When reading about investing, it’s easy to get carried away with all the advice on: “Buy now, prices are good”, and “prices are dropping crazy fast, better to sell!”. Furthermore, there’s lots of advice on quickly flipping your investments to make money. Also called day trading.
Studies have shown, however, that 97% of all day traders lose money and only a mere 1% are profitable. That’s why in this article you’ll learn everything about long-term investing benefits, a way more relaxed way to reach your goal. With a higher success rate too!
What is long-term investing?
Long-term investing is an investment approach where you keep your money invested for a long period of time. How long differs, and there’s no definite answer on that. Here are some durations that are usually considered long-term, for a variety of asset classes:
- Stocks: 10 years or longer
- Real Estate: 5 years or longer
- Bonds: 10 years or longer
- P2P investment: 3 years or longer
The essence of this method is that you invest your money once, and then hold it for a long period of time. This brings a couple of benefits with it, which we’ll touch upon in a bit.

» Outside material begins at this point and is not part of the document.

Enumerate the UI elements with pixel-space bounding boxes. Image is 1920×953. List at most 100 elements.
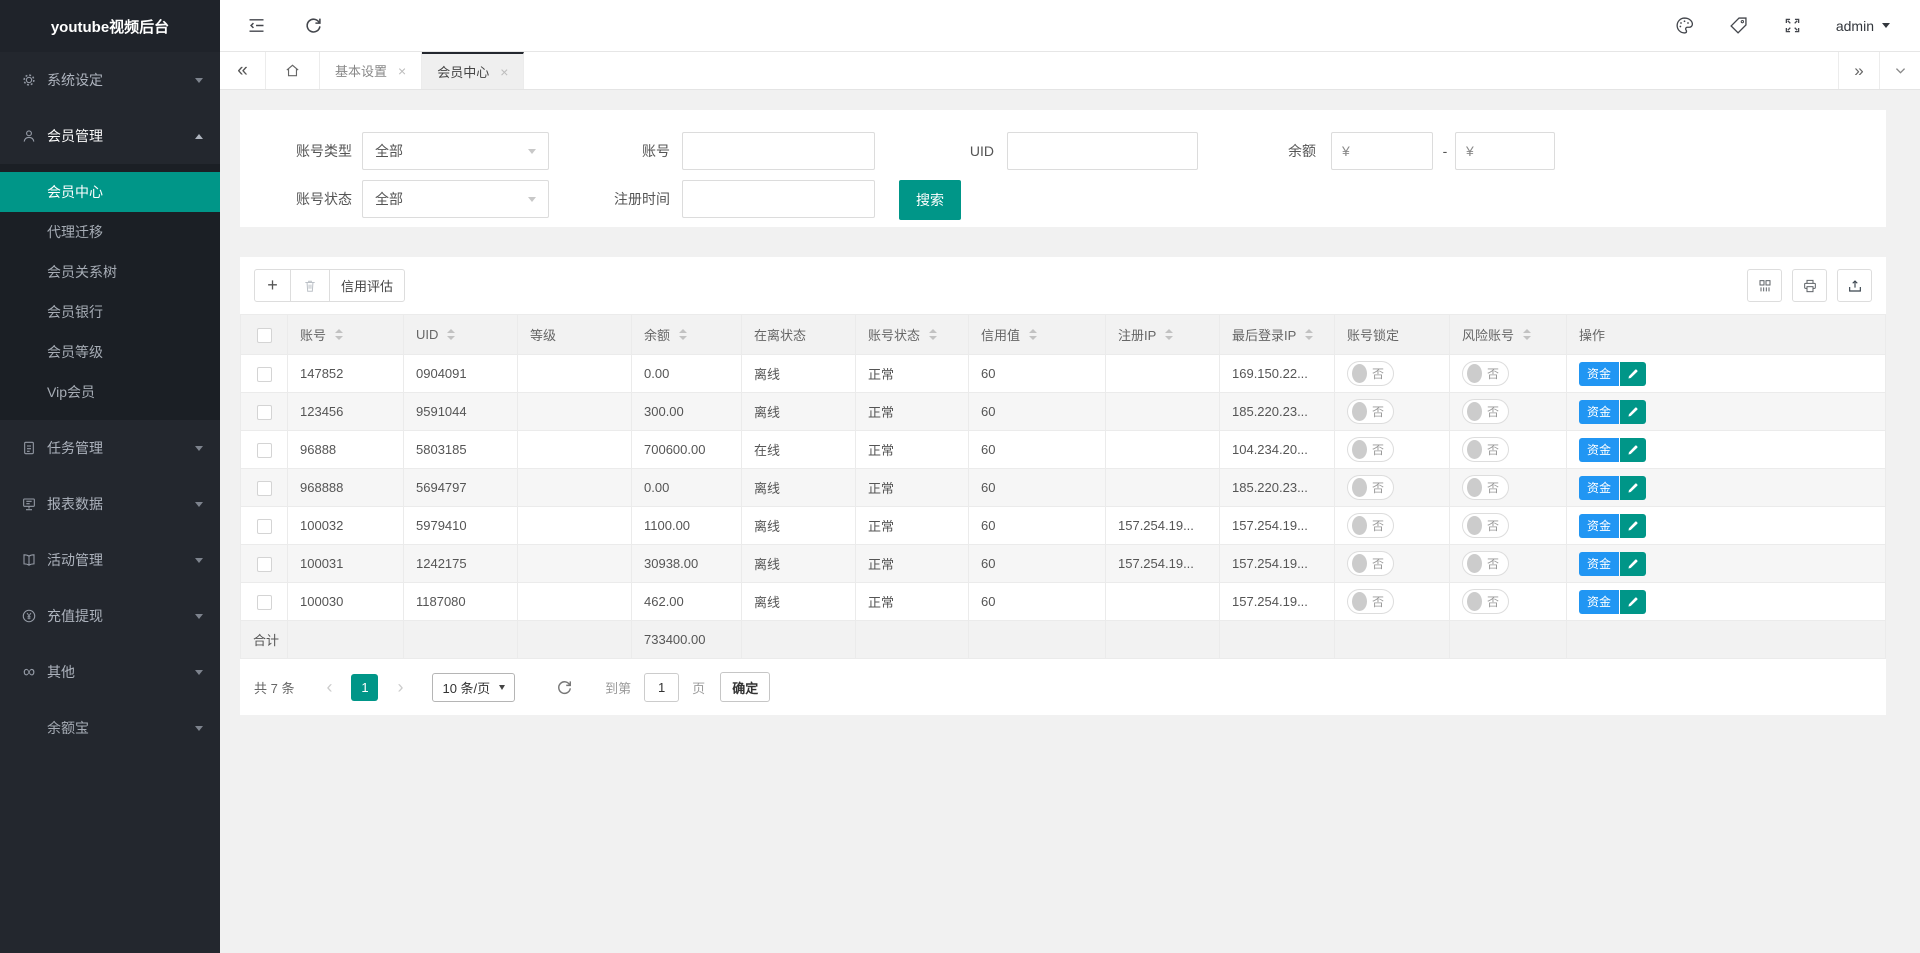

The opposite of long-term investing is buying any assets, be it stocks, real estate, bonds, or even investing in P2P loans, with the intention to sell it soon thereafter for a profit. It’s especially common in the stock market.
People think they can predict the markets, buy their shares at the bottom and sell at the top. The reality is, however, that no one can predict where markets go. Not with stocks, nor with real estate or others.
Investing with a long-term investment horizon is therefore considered by many experts to be a more sensible, and especially hands-off approach.
Long-term investing benefits
There are a couple of benefits when you decide to invest your money long-term. Things such as allowing your money to accumulate and using the resulting interest to compound onto itself to reach higher returns. It’s also less strenuous on your emotional wellbeing.
1. Compound interest
There is a quote often attributed to Albert Einstein: “Compound interest is the eighth wonder of the world. He who understands it, earns it; he who doesn’t, pays it”.
The human brain is made to understand linear growth, i.e., if something grows steadily at 10 percent per year or by 200 units every month. With compound interest, you get exponential growth, however. This means the 10% yearly will compound onto itself to grow more, and more, and more.
Take a guess: If you have 2000 EUR and invest it at 10% per year, taking out the returns every year, how much will you end up with after 10 years?
And now the same calculation, but leaving in the interest received to let it accumulate. What will the result be after 10 years.
The result?
- Simple interest: 2000 EUR in interest after 10 years, total up to 4000 EUR
- Compound interest: 3187 EUR in interest after 10 years, total up to 5187 EUR
That’s a difference of over 25% and the results get more breathtaking the longer you stay invested for.
Learn: Staying invested long-term allows you to reap the benefits of compound interest.
2. Higher interest rates
Another long-term investing benefit is that investments with longer durations can offer higher interest rates. You see this with bonds, where long-term bonds provide you with a higher coupon rate because it gives the emitter more security, as they in turn, can plan long term with your money.
The same also holds true with the new Creditstar loans on Lendermarket. Loans with a duration of 90 days or longer provide better interest. If you up that duration to 181 days or beyond, it gets even more favorable.
Not all asset classes provide higher interest rates for longer holding periods. Stocks or real estate are not included in that equation. But if you’re looking to invest in bonds or P2P loans, the increased interest is another plus.
Learn: Some asset classes such as bonds and P2P loans offer higher interest rates for longer investment terms.
3. Long-term investing saves time
Imagine you would invest your money into something and constantly have to monitor its performance. Buy some, sell some, stay on top of the newest developments in the market? Let’s be real here, nobody with a job has time for that nowadays.
If you instead put your money to work for you, maybe invest regularly, but stick to what has proven to provide good results you’ll have more time, and likely be more successful.
Learn: Sticking to your investments instead of constantly buying and selling saves time.
4. Less risky
A common pitfall investors make is thinking they can time the market. As stated earlier, no one knows if markets will rise or fall. If you try anyway, chances are high you’ll buy let’s stay stock, wait for it to go up, but instead the price keeps on sinking. Or the other way around: You sell, thinking prices will continue to plummet, but instead they rise.
Staying invested long-term, you won’t act, whether the prices are high or low. The S&P 500, for example, achieved an average of 6.6% annual returns since 1900 – but there were ups and downs. You just need to sit through them.
Learn: Investing long-term with a diversified portfolio is historically less risky then trying to pick the best performing assets.
5. Less emotional
Lastly, staying invested long-term puts less strain on your emotional wellbeing. Seeing the value of your investments drop, perhaps for a long time, can bear heavy on your mind. Just as much as the joy when prices recover and soar to new heights.
Don’t get carried away thinking you need to sell or buy now. If you don’t give yourself the option to buy or sell, these changes in prices won’t affect you as much. After all, it’s only a loss if you decide to sell at a loss.
Learn: Long-term investing takes less toll on your emotional well-being.